These actions are interesting to study in connexion with the will, but rather in the way of contrast than of similarity. 383 There is probably a deep community in the foundations of the two classes of movements; but, in their more obvious aspect, and for all psychological purposes, they are opposed. It is common to apply to the Reflex class the name “involuntary.”
Secondly. The movements in yawning, laughter, sobbing; the altered action of the heart, the bowels, the kidneys, the skin, in Fear,—are allied with sensations or feelings; but they are not correctly classed with the Will; in fact, some of them are performed through involuntary muscles. A different view must be taken of these effects. They are the inseparable physical accompaniments of feeling; the physical side or counterpart of the mental fact; in their absence the feeling itself would not exist. Fear would not be fear, if the emotional state were not attended with a series of physical effects, partly of movement, partly of altered secretions. These physical accompaniments supply the appearances known to all men as the expression of feeling; which although to a great degree made up of movements, is totally distinct from the voluntary promptings of the feelings. The smile that accompanies a pleasure tasted is one thing: the activity inspired to prolong the enjoyment is another thing. The two kinds of movement are frequently mingled; thus, in acute pains, the cries and contortions of feature are the embodiment of the feeling; the gestures and movements of the body, may be partly expression, but are also attempts to obtain relief. Expression in its purity is well seen in a shock of surprise; a state which being often entirely neutral as regards pleasure or pain, has no voluntary prompting whatsoever. Every feeling has a certain definite physical embodiment with much or with little outward display; this belongs to the feeling as such; it is a phenomenon of feeling or emotion, and not of volition.
Thirdly. The operation of Ideas, in such instances as involuntary imitation, contagious convulsions, the influence of the imagination,—is a genuine source of actions, but is yet to be distinguished from the Will. When the idea of a certain medicine produces the very same effect as the medicine actually applied, when a person yawning makes the beholder yawn, 384 or when, standing on the brink of a precipice, one is tempted to jump down,—there is no intervention of the will properly so called; on the contrary, there may be a conflict between the influence of the idea and the true volitional promptings. The characteristic feature of the voluntary activity is to follow pleasure and to retreat from pain; some of the tendencies growing out of an idea are in the direction of pain.
This, in many respects remarkable, phenomenon is better assigned to the Intellectual part of our nature, although it has consequences on our actions. When a sensation passes into an idea, it still retains, in a diminished form, many of its characteristic properties. The sensation of a savoury morsel in the mouth is accompanied with a gush of saliva; the corresponding idea in any way aroused, as when just commencing to eat, induces the very same flow, expressed by the phrase “the mouth watering.” The mode of interpreting the phenomenon is the announcement of a pregnant law of the mind (two-sided like the mind itself), that the idea is embodied in the same tracks as the sensation, although commonly in a weaker form.
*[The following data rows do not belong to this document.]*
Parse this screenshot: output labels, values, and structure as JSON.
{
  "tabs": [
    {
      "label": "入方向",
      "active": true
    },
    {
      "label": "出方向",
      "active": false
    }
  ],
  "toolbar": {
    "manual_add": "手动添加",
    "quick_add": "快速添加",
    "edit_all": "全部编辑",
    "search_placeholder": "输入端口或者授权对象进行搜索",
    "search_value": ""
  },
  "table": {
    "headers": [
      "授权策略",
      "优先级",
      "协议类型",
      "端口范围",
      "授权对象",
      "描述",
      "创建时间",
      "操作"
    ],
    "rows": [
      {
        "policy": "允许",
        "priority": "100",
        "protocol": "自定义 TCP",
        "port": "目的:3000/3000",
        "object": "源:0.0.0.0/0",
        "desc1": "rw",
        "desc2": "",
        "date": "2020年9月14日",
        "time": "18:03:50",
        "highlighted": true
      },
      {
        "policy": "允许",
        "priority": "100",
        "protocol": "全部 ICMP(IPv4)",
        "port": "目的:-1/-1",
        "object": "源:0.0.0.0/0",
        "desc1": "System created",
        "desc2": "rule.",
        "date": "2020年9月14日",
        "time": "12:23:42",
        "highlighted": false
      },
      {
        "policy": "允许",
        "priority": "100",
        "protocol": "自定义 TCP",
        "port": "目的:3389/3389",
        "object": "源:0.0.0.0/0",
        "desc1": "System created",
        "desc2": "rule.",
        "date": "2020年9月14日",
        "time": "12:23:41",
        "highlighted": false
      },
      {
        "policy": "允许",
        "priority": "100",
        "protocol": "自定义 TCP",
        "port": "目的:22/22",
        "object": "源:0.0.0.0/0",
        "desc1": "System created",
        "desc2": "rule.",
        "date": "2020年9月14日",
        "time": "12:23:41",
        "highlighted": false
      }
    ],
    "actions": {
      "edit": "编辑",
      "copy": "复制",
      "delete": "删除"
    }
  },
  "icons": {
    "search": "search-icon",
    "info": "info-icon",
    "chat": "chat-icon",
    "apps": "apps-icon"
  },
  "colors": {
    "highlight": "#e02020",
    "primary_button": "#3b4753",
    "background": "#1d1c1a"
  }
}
There is a standing mental determination, whereby all ideas tend to work themselves out into full actuality; a power that the will and other influences are constantly employed in checking. The sight of a person yawning gives the idea of the act; and the idea, unless counteracted, brings forth the reality. The sight of a precipice gives very forcibly the idea of something falling headlong down, and that idea possesses the mind of the spectator so strongly that but for a restraining volition, he would act it out in his own person.
By far the most interesting application of the law is to explain the workings of Sympathy, in the form of purely beneficent disinterested impulses. Allusion has already been made to the law, in this peculiar aspect, in a former [note] (Chap. XXIII. p. 302).
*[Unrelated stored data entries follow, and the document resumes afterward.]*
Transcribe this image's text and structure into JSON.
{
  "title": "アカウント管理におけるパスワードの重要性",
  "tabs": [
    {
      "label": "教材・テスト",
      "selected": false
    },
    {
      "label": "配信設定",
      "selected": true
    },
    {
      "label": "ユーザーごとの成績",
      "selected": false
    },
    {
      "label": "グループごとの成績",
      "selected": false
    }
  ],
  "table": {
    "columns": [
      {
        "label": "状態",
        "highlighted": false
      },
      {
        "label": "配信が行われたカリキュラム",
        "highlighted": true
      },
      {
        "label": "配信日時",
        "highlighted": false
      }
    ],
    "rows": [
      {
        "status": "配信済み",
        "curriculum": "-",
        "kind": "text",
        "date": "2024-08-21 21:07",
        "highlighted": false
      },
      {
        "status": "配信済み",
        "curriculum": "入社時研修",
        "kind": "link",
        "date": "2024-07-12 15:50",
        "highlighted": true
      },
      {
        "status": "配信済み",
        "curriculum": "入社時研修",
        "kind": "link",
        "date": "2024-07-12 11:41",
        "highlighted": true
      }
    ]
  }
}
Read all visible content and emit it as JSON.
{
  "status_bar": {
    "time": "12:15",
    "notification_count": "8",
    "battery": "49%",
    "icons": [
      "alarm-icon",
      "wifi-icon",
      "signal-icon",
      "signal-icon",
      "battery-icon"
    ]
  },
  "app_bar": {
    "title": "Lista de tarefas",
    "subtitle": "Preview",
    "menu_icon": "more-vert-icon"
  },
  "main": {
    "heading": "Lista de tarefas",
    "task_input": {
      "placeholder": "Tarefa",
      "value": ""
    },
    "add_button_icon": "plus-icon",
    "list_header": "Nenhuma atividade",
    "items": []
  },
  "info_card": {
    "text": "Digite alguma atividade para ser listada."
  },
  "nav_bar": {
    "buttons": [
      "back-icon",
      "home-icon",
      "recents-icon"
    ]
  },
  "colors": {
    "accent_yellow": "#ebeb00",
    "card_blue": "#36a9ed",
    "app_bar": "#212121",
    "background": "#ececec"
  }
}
These three great classes of phenomena being withdrawn from the region of the Will, the remaining facts mentioned in the text can be viewed in a clearer light.
1. It is justly stated that the Will is an extensive and 385 laborious acquisition, pursued, especially at the commencement, in the midst of considerable difficulties.
2. In the mature will, the immediate antecedent of a voluntary act is an idea of the thing to be done. This is true, but not the precise, nor the whole truth.
3. The author’s mode of viewing the influence of Attention points to the really fundamental and typical fact of the Will. He says, Attention is merely another name for the engrossing effect of a pleasurable or a painful sensation. “Having a pleasurable or painful sensation, and attending to it, seem not to be two things, but one and the same thing.” That is to say, there is a power in pleasure as such, and in pain as such, to stimulate action or movement with reference to the pleasure or the pain. This is the nearest approach that is made in the text to a statement of the law of voluntary action.
The law has been differently expressed. Locke said, the will moves to the greatest uneasiness, which is no doubt the fact. Still, by a wider induction, we obtain a more comprehensive, as well as more accurate, generalization.